Gedankenaustausch und Diskussion
Bodo von Plato, Teilnehmer.innen, Künstler.innen
Jasmin Mausolf und Rosa Schinagl (Moderation)

20:30uhr
Apokalypse. Die Enthüllung durch Johannes.
Hörmeditation in Wort und Klang.
Johanna Lamprecht . Richard Schnell

Die Apokalypse des Johannes wird von Johanna Lamprecht (Musik) und Richard Schnell (Sprache) künst­lerisch so erschlossen, dass sie frei von religiöser Zugehörig­keit oder theo­logischer Kenntnis zugäng­lich wird. Als Hör­meditation in Wort und Klang bieten die beiden Kunst­schaffenden die Mög­lich­keit, in die großen Imagi­nationen dieses zentralen Werks der Mensch­heitsgeschichte einzu­tauchen und diese selbst innerlich (mit) zu bilden – das Ringen um Selbst­erkenntnis inner­halb der weiten Bögen der Mensch­heits­entwicklung kann somit durch die schlichte In­szenierung ohne komplexes Bühnen­bild und effekt­volles Licht auf der inneren Seelen-Bühne meditativ erleb­bar werden


21:15uhr
pause


21:30uhr Apokalypse. Die Enthüllung durch Johannes.
Hörmeditation in Wort und Klang
Johanna Lamprecht und Richard Schnell

Performance „Domenica – Sonntag“
SHIN Hyo Jin
Otto Oscar Hernández Ruiz

ende ca. 22.30uhr



Das Unmögliche tun.
Motive und Erlebnisse aus der künstlerischen Arbeit
zur „Apokalypse des Johannes“

Der Sprecher Richard Schnell (Berlin) und die Bratschistin Johanna Lamprecht (Basel) arbeiten seit Sommer 2022 gemeinsam an der „Apokalypse des Johannes“. Im Folgenden werden einige Motive und Erlebnisse aus der künstlerischen Arbeit an diesem vielschichtigen Text der Menschheitsentwicklung geschildert. Der Ausgangspunkt der Apokalypse des Johannes, dem letzten Buch des Neuen Testaments, sind die Imaginationen des Johannes, die er auf der Insel Patmos empfängt: „Und ich hörte hinter mir eine Stimme – gewaltig wie eine Fanfare, die sagte: Was du erblickst, schreib in ein Buch“ (Apk 1, 10f.). Bereits darin liegen zwei Gesten, die für unsere Produktion zentral sind: Das Hören der Stimme – der gesprochene Text, ein so klangvoller Text, dass er auch musikalisch klingen darf – und das Erblicken großer Imaginationen, die aufgeschrieben werden sollen, sodass sie für die Menschheit mitteilbar sind. Bild und Klang, Erblicken und Hören treffen aufeinander.

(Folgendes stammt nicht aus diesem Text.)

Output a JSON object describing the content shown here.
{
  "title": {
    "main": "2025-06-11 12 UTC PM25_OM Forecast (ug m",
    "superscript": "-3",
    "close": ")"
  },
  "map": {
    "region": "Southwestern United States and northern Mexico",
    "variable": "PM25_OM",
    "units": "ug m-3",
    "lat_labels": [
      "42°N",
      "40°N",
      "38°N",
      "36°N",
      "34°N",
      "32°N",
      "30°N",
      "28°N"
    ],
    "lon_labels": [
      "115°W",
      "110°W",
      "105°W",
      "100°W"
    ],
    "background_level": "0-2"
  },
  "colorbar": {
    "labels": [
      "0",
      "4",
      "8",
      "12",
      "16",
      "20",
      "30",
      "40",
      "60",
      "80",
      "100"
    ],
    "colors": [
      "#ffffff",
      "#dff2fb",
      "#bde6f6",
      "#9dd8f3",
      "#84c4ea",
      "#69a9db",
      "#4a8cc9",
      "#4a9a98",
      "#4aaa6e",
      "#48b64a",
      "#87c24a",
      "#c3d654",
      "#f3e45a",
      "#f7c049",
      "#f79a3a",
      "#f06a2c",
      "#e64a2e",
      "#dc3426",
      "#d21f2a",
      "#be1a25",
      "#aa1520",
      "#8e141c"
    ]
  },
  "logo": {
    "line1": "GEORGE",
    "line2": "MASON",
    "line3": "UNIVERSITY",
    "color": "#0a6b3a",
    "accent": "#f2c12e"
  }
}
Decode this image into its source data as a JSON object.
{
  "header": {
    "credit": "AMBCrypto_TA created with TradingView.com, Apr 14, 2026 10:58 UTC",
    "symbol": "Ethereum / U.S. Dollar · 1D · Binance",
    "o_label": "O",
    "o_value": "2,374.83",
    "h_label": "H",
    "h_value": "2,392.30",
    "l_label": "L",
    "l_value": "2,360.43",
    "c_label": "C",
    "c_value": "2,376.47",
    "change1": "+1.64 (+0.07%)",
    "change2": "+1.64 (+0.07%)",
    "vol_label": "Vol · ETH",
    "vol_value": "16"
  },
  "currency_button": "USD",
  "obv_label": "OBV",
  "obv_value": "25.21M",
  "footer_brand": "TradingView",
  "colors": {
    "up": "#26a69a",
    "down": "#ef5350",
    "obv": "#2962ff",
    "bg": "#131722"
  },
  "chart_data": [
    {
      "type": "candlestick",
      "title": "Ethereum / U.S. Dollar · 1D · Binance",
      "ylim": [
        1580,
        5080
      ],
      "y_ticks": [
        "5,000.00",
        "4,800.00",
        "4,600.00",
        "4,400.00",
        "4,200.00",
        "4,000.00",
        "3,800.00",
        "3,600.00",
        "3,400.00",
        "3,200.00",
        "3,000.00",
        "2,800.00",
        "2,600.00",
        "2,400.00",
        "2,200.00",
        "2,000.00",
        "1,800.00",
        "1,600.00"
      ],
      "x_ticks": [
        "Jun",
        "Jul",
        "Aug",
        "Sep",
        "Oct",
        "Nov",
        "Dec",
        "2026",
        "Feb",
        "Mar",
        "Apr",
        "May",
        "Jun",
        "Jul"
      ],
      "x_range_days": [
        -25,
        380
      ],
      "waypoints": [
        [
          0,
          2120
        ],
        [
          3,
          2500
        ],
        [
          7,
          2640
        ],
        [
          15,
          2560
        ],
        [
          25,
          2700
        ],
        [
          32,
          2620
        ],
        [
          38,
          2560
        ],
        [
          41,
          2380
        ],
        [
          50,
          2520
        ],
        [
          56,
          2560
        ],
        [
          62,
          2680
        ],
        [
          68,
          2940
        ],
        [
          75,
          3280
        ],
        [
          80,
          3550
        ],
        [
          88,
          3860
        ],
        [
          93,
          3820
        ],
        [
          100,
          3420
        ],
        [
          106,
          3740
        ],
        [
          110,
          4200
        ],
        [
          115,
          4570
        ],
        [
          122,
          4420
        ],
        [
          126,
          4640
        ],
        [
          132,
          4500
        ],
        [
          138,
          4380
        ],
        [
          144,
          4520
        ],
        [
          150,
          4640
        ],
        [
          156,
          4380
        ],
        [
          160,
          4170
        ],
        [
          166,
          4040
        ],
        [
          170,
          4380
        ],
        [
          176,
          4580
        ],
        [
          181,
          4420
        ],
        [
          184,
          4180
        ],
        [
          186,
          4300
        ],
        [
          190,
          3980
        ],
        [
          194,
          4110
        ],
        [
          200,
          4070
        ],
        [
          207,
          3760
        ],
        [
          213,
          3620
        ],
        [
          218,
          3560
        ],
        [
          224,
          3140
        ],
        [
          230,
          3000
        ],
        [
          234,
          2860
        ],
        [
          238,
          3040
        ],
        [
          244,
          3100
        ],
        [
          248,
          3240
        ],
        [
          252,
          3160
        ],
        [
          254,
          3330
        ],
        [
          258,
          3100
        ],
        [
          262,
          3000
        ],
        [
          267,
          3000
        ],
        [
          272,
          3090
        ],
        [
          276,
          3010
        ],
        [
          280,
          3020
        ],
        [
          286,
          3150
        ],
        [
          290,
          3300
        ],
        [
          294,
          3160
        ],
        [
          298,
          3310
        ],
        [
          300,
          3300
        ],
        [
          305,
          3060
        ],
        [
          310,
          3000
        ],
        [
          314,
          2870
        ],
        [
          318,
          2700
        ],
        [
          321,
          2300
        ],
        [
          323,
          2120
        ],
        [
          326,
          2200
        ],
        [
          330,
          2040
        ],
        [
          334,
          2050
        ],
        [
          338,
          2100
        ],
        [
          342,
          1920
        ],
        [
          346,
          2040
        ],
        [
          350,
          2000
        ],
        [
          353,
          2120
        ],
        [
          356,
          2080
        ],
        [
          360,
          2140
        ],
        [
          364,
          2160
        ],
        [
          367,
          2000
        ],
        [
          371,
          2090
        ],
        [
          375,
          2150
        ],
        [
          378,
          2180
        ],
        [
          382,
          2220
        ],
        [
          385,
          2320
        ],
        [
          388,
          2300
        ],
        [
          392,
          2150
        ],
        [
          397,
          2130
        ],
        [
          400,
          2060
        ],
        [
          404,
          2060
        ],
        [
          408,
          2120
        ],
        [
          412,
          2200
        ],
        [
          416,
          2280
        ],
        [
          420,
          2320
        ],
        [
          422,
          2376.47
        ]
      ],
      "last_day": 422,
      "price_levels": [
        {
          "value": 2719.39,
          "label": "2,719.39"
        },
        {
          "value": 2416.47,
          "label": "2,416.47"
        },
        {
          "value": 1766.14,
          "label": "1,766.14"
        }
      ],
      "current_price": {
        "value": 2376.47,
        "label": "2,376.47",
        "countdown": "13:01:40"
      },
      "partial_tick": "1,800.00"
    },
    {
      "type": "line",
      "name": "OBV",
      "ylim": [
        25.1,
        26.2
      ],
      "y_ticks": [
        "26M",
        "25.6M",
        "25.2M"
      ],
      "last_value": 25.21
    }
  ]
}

Mit welchem Blick sind diese Imaginationen sichtbar, erlebbar? In welchem Klang der Text, das imaginativ geschaute Geschehen, hörbar?

Innerhalb unserer künstlerischen Erarbeitung der Apokalypse suchen wir nach Wegen, das Imaginative, das Klangliche, die spirituelle Dimension des Textes künstlerisch aufzuschließen, da wir davon überzeugt sind, dass bereits im Hören und Klingen des Textes eine Wirklichkeit liegt. Den Text so in eine hörbare Form zu bringen, dass er für sich sprechen kann ist unser Ziel. Dafür braucht es ein künstlerisches Erschließen – dieser große Einweihungstext, der die Menschheitsentwicklung vom Vergangenen bis zum Zukünftigen offenbart, möchte bis in die physisch-künstlerischen Werkzeuge materialisiert werden. Richard Schnell setzt sich sprechend mit den Körperzentren und sechs Offenbarungen der Sprache auseinander; er wägt den Klang der Worte, den Rhythmus der Silben, die Farben der Vokale und Konsonanten ab. Johanna Lamprecht beschäftigt sich in der Konzeption ihrer eigens für diese Inszenierung entwickelten Improvisationen mit den Qualitäten der Intervalle und bezieht ihre Forschungserfahrungen zu den Erkenntnismöglichkeiten musikalischen Hörens mit ein. Aus diesen beiden Richtungen vom Wort und Klang kommend treffen die beiden Kunstschaffenden aufeinander und kreieren einen gemeinsamen Hör-Raum: nun ist der Text der Apokalypse hier innerhalb der physisch-sinnlichen Welt vernehmbar. Ich kann die Apokalypse hören. Wieviel Präsenz, Gegenwärtigkeit und geschärftes künstlerisches Instrumentarium es allein dafür braucht, zeigt sich spätestens dann, wenn die Apokalypse sich nicht mehr aus sich heraus mitteilt, sondern das Sprechen anfängt zu erklären, zu interpretieren, die Musik beginnt zu untermalen oder wir die Apokalypse aufführen. Die Apokalypse ist nicht aufführbar. Sie ist hörbar. Um diesen Hörraum, innerhalb dessen sich die Apokalypse ereignen kann, ringen wir. Wir versuchen, den Übraum des künstlerischen Sprechens und Klingens so zugänglich zu machen, dass der daraus entstehende Hörraum eine Erlebnisgrundlage für die Apokalypse bieten kann, der von Menschen in Freiheit betreten werden kann. Der Entschluss, die Apokalypse hörend zu erleben obliegt dem Willen jedes Einzelnen. Aus diesem Hörraum kann es möglich werden, in der eigenen Seele das imaginative Geschehen der Apokalypse mitzubilden – die Zuhörenden werden individuell mitschaffend. Der nun gemeinsam geschaffene Hörraum kann ein meditatives Feld für ein individuelles Erleben der in der Apokalypse entwickelten Imaginationen aufspannen.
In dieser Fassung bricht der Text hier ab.